Saturday, August 29, 2009

You Are Strangely Nonchalant

You voted for these leaders. Yet you are strangely nonchalant about their spending habits and the damage they are doing to the economy. Why?

Perhaps you weren't really upset about the GOP spending too much but merely used the issue as a brickbat to express your mindless rage. For now you are strangely quiet. Meanwhile, others get it:


We are probably moving into a multi-year depression like the one bloated government spent us into in the 1930's. I think you like the idea. It's a sort of catharsis to you, isn't it? Having lived in affluence for your whole life, you see poverty romantically, don't you? All the while, you suspect that you will do fairly well during the depression, working in the public sector which causes it. You know in the back of your mind that the suffering won't draw too near to you. Your hatred for those who don't share your fascistic vision but who just want a small government and who value mainly liberty, self-reliance and charity instead, has driven you to this. Who managed to put this vision into your mind long ago? What fueled it over the years? Do you have strong arguments for maintaining it? You don't, do you? You have only mindless verbiage, such as "For me but not for thee" and "Let the devil take the hindmost" which you convince yourself are the core of the American values you hate. You do not understand what you hate, yet you do not know this.

You are strangely quiet.

It galls you that conservatives give far more to charity than leftists do, doesn't it?
Although liberal families' incomes average 6 percent higher than those of conservative families, conservative-headed households give, on average, 30 percent more to charity than the average liberal-headed household
So, what really is the substance of your vision? It's certainly not concern for the poor any more than Lenin and Stalin's was. What, then, is it? What are your solid arguments for it? You need to think about that very carefully. That vision is destroying the American economy right now. What are you really up to? Who has put you up to it? What caliber of people were they?

UPDATE: You might consider other points of view:
Sixty-two percent (62%) of Americans say it’s always better to cut taxes than increase government spending because taxpayers, not bureaucrats, are the best judges of how to spend their own money.

A new Rasmussen Reports national telephone survey finds that just 20% of adults disagree, and 18% are not sure.
Do you live in a way such that you only converse with people who agree with your progressive vision? Perhaps you live in an intellectually stagnant hole. But you can't tell. Does the notion of fiscal conservatism in politics make you angry and reach for epithets such as "racist," "callous," "oppression of the poor," and the other two I mentioned before? Do you feel that you want to label fiscal conservatives and supporters of small government and the free market "fascists"? If so, let that paradox sink in for a moment. It entails that the Founding Fathers were fascists. Of course, supporters of the free market favor interference with the market place that stops monopoly, fraud, and the like. So, take that off the table. Your belief that the free market and limited government are fascistic is based on the fact that in such a system, there will be losers who end up poor, isn't it? This is why you indulge in the mindless pap of "For me and not for thee." And yet, you give little to charity and you do not volunteer at soup kitchens. So, what is really the substance of your concern? Perhaps you find it a quick and easy way to install a facsimile of moral depth and seriousness into your soul. Perhaps you envy successful, happy people and want to bring them down. Liberty, self-reliance and charity, on the other hand, are not a facsimile and are not easy. They are also inconsistent with envy. As Franklin said, "Only a virtuous people are capable of freedom. As nations become corrupt and vicious, they have more need of masters." You are ready for masters, now, aren't you? You call for them: experts in Washington to control most of the economy, to destroy private health insurance, and to control businesses. And yet you label opponents of this goal "fascists."
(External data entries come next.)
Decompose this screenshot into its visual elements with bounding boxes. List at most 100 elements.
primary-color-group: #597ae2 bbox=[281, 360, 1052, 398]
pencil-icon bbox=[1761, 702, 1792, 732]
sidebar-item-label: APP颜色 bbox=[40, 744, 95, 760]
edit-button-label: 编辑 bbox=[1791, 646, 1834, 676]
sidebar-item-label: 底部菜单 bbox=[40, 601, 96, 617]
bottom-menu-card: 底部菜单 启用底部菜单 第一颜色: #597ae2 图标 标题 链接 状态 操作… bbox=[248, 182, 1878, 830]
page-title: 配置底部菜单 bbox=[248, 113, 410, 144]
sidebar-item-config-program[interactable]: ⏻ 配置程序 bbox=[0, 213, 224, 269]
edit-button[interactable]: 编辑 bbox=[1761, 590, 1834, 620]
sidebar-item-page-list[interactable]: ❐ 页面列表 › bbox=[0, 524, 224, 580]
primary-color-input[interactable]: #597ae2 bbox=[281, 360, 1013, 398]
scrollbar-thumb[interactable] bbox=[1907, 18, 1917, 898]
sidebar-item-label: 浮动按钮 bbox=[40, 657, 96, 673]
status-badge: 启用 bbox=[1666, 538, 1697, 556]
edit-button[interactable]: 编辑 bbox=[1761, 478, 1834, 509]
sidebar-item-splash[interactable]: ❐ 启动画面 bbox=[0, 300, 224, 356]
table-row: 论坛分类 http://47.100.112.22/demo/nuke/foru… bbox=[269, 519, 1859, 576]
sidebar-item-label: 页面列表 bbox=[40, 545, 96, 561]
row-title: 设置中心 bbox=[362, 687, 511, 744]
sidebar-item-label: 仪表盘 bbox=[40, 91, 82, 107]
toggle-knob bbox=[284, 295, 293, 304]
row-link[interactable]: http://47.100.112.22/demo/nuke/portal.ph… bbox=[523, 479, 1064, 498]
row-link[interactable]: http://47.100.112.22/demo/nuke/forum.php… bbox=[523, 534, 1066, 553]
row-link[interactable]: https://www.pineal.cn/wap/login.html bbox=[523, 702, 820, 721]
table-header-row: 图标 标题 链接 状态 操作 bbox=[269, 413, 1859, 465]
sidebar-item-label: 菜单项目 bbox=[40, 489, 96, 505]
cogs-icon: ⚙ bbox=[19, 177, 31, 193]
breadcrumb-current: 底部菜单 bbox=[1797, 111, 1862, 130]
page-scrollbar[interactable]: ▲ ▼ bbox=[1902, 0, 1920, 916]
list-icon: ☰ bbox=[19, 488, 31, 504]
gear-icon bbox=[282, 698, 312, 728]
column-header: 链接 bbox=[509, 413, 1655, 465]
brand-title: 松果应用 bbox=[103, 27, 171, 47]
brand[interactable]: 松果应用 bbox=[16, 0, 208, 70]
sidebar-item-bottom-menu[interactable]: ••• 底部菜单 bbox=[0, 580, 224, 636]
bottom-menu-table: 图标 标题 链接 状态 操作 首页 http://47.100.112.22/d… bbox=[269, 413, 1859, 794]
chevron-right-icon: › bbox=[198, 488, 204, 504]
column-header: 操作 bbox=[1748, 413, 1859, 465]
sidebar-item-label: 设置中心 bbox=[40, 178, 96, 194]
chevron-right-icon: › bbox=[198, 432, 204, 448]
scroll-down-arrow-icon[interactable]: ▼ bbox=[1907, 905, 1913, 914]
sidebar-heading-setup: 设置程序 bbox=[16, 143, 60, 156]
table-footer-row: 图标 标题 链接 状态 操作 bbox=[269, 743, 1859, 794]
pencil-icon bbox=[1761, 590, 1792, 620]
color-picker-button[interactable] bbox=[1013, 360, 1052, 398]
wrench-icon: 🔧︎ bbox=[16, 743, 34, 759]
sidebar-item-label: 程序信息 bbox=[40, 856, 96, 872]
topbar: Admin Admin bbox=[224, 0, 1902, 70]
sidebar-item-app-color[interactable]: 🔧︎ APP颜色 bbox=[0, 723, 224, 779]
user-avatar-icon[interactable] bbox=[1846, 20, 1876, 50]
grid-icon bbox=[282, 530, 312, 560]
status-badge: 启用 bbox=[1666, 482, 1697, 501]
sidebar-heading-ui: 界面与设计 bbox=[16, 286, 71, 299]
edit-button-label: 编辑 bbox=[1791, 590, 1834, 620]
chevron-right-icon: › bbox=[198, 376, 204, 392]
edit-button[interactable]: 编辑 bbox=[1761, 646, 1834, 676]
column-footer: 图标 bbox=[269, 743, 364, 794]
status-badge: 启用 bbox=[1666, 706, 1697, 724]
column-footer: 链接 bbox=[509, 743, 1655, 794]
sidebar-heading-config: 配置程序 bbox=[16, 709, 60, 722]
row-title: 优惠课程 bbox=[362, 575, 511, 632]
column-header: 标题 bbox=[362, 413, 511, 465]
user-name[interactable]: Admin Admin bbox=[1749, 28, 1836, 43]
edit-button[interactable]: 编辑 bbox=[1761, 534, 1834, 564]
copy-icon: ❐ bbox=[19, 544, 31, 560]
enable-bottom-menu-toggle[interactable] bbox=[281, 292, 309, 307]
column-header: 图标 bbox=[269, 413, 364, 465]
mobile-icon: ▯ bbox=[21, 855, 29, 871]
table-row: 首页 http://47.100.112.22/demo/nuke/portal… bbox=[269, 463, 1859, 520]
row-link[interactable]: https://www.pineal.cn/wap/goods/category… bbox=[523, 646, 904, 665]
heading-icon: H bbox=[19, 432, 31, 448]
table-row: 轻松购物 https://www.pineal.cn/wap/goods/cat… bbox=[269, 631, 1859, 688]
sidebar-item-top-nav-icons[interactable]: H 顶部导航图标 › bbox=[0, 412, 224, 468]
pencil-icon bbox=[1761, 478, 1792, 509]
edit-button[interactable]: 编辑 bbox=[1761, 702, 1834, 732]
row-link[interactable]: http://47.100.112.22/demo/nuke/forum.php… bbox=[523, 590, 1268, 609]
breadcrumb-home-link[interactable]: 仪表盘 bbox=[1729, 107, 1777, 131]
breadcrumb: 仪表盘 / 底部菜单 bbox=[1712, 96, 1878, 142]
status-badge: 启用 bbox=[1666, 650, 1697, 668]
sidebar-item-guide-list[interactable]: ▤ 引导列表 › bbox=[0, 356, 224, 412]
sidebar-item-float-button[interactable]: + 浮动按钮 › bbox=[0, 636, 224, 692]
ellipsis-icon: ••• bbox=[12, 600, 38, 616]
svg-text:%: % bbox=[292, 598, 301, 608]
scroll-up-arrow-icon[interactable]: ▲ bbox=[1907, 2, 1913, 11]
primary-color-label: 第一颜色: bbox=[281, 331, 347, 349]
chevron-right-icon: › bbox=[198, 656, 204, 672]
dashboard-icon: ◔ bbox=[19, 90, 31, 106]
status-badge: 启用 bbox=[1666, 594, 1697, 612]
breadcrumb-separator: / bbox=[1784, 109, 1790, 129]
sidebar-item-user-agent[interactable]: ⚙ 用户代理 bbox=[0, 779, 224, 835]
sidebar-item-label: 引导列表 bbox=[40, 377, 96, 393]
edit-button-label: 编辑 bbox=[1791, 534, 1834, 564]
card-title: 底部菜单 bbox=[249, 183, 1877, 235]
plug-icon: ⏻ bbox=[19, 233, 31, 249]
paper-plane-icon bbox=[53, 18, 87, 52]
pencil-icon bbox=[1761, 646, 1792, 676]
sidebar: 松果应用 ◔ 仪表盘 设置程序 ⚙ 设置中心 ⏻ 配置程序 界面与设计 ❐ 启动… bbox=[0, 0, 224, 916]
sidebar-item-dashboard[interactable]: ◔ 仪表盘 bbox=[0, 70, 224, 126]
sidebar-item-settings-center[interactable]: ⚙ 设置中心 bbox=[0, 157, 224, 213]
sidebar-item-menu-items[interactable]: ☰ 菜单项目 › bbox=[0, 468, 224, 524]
Leftists usually label their opponents "fascists" or "right wing," whether their opponents are competing leftists (as in the case of the international socialists' labeling the national socialists) or not (as in the case of your labeling the thought of the Founding Fathers fascistic.) Yet, are you sure that you aren't a fascist? Do you want a drastic increase in government power, along with a control of business by government? Do you think that government should implement many more regulations of American life? Did you have impulses to partake in a cult of personality surrounding Barack Obama? Do you feel a slight sensation of euphoria when contemplating a state in which all people are one in will and mind?